SharePoint and SharePoint Search: End of Life?

June 16, 2013

I had a chat with a former IBM executive. At lunch, an interesting emerged as we talked about the trials and tribulations large enterprise software vendors are facing. In addition to the embarrassing layoffs at IBM, there are signals that the financial screws are being turned at Hewlett Packard, Oracle, SAP and elsewhere. Part of the pressure is normal because the April May June quarter is an important one before the world goes on vacation in July and August. September, obviously, will be another flat out period for sales and marketing professionals. But there was one t hought which we kicked around in a post-prandial stupor.

A dilemma now exists in the enterprise software sector.

Stick with what works and has worked

Go in a new direction and improvise.

What happens if Microsoft does the Adobe thing and forces SharePoint licensees to embrace the cloud? What happens to the resellers? What happens to the integrators? What happens to the in house staff who know the intricacies of on premises installations of SharePoint but not the secrets of Azure?

warning sign dilemma ade copy copy

Microsoft has a significant dependence on on premises sales. This is the client access license, the enterprise license, and the special set ups which make Microsoft the de facto choice for desktop computing workers worldwide.

Is an end of life play for SharePoint possible without making Microsoft even more vulnerable to the enticements of Google and others who want to supplant Microsoft as the “king of the desktop enter” and “baron of the back office”?

On one hand, the idea that SharePoint and its okay search solution, administrator employing mail and database systems, and its quirky collaboration and document management solutions could shift to the cloud is silly. Why give up those license fees? Why alienate service firms dependent on sales and support to hundreds of millions of SharePoint users? Why assume that a cloud business model will work for on site license customers? Organizations are conservative. Change comes slowly or not at all. Stick with the status quo.

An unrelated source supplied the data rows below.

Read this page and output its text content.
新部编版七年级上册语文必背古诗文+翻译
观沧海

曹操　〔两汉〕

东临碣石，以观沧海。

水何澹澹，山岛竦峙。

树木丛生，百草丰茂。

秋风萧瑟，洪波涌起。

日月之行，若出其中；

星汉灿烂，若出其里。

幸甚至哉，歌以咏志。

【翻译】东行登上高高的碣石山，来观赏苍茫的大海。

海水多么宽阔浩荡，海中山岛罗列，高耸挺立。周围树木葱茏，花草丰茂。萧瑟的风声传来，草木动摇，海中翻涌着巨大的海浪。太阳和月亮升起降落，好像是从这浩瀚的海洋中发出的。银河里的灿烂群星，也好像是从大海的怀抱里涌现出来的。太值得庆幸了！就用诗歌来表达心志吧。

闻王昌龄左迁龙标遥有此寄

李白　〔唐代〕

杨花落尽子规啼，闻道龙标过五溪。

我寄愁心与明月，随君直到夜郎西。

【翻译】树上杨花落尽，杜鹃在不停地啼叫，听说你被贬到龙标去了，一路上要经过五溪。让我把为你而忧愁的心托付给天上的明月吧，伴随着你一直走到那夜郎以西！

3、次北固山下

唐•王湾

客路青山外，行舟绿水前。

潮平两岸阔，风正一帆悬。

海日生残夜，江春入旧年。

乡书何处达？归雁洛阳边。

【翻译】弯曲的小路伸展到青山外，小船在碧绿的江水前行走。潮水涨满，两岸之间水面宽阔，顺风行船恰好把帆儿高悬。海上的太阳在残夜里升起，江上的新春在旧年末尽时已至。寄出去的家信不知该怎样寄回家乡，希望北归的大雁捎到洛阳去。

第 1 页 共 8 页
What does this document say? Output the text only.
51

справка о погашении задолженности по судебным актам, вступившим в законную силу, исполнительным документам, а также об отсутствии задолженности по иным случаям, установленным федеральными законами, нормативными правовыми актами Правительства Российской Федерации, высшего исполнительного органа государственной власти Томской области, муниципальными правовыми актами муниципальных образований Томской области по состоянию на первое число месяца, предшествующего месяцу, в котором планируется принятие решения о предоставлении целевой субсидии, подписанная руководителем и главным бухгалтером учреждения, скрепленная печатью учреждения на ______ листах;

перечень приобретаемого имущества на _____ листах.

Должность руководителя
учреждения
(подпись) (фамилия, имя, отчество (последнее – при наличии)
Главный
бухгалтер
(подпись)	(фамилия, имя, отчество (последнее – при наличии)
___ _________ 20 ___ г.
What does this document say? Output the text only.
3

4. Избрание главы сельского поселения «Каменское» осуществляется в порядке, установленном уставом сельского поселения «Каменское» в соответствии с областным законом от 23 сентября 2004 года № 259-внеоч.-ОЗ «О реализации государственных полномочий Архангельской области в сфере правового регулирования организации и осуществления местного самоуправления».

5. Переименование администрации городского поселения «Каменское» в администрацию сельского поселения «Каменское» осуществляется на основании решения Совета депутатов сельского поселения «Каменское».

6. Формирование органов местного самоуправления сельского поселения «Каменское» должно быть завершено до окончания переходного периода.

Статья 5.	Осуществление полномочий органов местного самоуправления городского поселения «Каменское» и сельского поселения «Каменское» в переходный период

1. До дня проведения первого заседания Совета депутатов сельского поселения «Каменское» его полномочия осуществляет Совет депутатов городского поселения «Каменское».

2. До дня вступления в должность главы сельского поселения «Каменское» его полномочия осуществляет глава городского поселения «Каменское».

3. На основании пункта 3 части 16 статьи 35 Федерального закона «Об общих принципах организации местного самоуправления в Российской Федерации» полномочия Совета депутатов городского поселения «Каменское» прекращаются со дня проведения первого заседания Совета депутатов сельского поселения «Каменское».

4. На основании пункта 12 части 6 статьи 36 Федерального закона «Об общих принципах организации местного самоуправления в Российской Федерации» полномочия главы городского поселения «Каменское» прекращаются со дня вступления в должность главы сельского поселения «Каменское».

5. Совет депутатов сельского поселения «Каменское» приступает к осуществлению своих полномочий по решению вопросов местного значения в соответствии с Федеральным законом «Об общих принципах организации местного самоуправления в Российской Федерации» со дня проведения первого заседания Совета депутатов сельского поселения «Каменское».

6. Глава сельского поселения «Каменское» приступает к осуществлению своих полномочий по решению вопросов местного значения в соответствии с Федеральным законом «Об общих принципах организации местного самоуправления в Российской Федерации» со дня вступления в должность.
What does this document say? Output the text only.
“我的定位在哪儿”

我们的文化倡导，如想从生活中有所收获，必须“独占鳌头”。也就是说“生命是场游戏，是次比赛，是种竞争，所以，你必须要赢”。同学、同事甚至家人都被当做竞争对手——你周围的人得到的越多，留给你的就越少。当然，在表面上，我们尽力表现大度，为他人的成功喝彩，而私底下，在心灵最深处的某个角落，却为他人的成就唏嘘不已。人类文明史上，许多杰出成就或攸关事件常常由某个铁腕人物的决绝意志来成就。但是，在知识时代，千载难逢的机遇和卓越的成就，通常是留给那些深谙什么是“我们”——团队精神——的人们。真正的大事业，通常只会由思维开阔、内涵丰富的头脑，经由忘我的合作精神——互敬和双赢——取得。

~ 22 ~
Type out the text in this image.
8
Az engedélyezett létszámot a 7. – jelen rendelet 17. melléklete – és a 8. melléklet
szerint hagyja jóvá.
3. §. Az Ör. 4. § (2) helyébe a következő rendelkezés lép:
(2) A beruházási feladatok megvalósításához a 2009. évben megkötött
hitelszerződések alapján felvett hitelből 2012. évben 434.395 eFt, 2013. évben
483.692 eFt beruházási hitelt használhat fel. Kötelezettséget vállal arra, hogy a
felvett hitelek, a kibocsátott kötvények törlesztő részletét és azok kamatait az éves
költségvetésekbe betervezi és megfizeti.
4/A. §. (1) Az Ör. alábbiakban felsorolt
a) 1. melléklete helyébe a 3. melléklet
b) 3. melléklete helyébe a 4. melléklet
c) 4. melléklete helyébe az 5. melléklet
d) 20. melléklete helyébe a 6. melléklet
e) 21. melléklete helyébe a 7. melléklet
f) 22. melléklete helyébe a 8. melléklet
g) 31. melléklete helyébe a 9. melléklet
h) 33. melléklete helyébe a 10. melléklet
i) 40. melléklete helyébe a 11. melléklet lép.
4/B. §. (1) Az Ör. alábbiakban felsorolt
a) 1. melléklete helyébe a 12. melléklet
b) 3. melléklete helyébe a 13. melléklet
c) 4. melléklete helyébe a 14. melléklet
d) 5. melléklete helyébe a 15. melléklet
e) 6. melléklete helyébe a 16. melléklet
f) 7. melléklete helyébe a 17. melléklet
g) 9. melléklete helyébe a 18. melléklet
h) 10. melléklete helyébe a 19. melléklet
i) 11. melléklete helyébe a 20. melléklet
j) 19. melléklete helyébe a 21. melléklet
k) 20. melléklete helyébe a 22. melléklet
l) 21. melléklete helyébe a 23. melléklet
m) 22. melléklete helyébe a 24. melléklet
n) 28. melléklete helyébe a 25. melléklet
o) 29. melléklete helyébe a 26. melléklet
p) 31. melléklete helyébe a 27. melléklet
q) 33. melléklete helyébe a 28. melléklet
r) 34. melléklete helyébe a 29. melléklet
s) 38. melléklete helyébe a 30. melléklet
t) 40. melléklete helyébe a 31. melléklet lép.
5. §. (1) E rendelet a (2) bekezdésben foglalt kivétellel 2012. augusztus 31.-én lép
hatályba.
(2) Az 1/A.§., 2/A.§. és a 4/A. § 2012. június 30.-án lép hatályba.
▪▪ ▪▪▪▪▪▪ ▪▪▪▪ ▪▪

On the other hand, Microsoft has been left in the dust in the shift to mobile and tablets. Microsoft dabbled in fancy new interfaces but has licensees who stick with older versions of software to avoid incurring the costs of changing employee habits. Microsoft has struggled with search for decades. Microsoft has struggled with online. One can make a case that Microsoft struggles with most of its new products whether for game players or Windows 8 deployments.

The conclusion from our discussion was:

  • The impact of tie ups like Hewlett Packard and Google are one more indication that the old Microsoft models may not work on tomorrow’s information highways
  • The continual grousing about Microsoft products missing big paydays are not going away
  • The enterprise customers face significant competitive pressures and are actively looking for ways to cut costs. Those IBM layoffs are not a recipe for growth. Layoffs signal some serious number problems in my opinion.
  • The Fast Search technology is simply not as good as an alternative like Solr
  • The Microsoft database technology is not competitive with the whizzier options from dozens of companies open source centric approaches.

In short, Microsoft may have to make a big change. Think of the end of on premises SharePoint as the Windows 8 duel experience interface. Painful. Yep. Successful? Maybe not yet.

Should SharePoint centric firms start learning some new things? Knowledge often comes in handy.